El anarquismo incluye las diferentes ideologías y movimientos que han reunido a sujetos tras el ideal anárquico. Alcanzaron su máxima expansión a finales del siglo XIX y principios del XX. Tiene su última gran derrota en la guerra civil española en 1939.  Durante las décadas ha tenido momentos de auge y declive, pero ha influido desde siempre en diferentes movimientos contestatarios (Mayo del 68, movimiento antiglobalización, primaveras árabes y europeas, revueltas latinoamericanas y otras), no a través de la etiqueta anarquista explícita sino a través de los mecanismos horizontales y asamblearios de la democracia directa, la rotación de cargos, la igualdad de género, el reconocimiento de las minorías y muchos otros elementos que han sido parte de las señas de identidad históricas del anarquismo. Y, aunque requiere de profundas revisiones para dejar sus aspectos anacrónicos, que los tiene, frente a las costras de la quietud, el anarquismo toma las formas del agua, inventa su curso frente a los obstáculos, se moviliza y embiste contra las manifestaciones de la dominación (…)  con la solidaridad, la autonomía, con la libertad como divisa, contra el autoritarismo… (Varina Escales).
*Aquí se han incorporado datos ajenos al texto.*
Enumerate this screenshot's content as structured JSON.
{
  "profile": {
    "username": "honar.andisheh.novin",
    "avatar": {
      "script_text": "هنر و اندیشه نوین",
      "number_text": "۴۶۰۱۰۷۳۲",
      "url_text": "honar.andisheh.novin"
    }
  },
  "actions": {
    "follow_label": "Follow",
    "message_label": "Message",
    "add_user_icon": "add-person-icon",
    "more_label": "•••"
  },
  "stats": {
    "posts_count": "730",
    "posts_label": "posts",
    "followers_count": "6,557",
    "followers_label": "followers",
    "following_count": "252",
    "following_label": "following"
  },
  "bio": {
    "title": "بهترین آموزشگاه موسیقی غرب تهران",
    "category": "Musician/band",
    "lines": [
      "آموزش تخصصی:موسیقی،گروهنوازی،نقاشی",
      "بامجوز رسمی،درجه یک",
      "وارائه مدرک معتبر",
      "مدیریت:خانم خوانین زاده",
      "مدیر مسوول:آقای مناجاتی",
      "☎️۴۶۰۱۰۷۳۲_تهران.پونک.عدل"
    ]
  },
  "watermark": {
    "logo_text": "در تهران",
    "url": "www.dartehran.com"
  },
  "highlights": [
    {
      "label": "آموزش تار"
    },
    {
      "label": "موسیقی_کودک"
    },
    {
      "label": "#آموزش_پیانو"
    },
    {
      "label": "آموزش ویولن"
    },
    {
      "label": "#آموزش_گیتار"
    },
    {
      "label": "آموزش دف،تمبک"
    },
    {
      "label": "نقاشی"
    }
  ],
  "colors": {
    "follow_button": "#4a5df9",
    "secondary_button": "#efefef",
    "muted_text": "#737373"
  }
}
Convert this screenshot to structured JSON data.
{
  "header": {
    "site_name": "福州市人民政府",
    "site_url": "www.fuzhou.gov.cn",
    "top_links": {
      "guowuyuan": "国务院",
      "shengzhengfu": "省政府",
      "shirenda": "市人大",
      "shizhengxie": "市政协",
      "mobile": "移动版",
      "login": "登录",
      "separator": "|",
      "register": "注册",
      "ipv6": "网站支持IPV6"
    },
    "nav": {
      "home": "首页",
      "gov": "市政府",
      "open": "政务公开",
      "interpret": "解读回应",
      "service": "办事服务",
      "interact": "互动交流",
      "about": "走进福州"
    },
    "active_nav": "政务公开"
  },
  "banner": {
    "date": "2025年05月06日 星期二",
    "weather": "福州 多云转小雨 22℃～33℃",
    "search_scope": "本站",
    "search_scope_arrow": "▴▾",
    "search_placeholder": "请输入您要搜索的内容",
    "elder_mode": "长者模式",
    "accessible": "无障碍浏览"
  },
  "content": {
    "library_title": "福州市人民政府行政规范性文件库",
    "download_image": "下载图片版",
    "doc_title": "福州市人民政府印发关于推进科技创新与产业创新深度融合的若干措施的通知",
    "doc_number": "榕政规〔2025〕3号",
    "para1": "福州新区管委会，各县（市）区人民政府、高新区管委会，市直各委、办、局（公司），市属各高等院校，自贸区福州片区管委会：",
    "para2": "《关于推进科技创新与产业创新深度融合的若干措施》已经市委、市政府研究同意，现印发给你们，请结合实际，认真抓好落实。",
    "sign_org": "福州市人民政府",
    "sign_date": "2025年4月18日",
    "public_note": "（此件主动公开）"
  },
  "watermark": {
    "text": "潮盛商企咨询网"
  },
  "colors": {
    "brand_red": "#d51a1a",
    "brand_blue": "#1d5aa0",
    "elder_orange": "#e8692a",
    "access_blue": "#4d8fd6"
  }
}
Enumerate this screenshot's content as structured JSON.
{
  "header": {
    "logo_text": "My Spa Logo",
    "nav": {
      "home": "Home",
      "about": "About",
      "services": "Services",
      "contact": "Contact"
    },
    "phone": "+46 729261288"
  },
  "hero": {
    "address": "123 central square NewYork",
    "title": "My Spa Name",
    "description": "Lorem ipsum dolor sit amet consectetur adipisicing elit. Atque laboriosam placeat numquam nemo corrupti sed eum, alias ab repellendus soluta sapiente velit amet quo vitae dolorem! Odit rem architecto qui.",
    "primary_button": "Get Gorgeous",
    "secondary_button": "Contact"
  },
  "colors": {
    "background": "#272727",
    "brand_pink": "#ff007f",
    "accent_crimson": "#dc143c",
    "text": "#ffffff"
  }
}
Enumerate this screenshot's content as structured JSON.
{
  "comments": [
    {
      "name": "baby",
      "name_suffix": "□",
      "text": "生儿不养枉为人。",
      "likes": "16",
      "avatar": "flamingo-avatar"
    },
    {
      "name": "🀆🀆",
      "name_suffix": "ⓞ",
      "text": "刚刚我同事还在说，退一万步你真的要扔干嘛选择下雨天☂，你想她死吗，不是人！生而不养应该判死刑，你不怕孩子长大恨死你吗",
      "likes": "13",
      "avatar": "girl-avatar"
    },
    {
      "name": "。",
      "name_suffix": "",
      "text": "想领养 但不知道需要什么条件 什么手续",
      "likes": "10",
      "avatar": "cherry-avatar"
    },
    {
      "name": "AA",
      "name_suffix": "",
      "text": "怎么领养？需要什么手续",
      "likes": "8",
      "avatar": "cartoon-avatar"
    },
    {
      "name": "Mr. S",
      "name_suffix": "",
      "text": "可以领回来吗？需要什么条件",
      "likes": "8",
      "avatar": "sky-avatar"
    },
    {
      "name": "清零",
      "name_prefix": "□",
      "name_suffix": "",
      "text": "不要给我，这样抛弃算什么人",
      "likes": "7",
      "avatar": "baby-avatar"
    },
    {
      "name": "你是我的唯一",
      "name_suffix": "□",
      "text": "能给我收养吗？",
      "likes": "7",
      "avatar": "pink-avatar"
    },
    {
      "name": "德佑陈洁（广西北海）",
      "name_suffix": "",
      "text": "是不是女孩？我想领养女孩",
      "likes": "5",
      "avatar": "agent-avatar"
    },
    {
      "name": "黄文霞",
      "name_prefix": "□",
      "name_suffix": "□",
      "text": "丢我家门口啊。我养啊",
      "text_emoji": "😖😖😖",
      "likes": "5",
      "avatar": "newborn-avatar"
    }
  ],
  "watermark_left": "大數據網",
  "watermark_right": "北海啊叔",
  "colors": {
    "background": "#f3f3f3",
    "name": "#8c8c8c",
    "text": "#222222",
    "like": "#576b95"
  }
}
Mi imagen de la anarquía, en las actuales circunstancias de rebelión frente al colapso y la extinción civilizatoria en ciernes (acompañada con la profundización de las formas de control y disciplina tecnológicas), es de una sociedad con una organización social austera, autónoma, eficaz y eficiente ecológicamente, saludable psicológicamente, des-jerarquizada y participativa cultural y políticamente. Una sociedad basada en un poder comunitario distribuido y horizontal, creativo y potente. Una sociedad posible pero improbable. Como todas.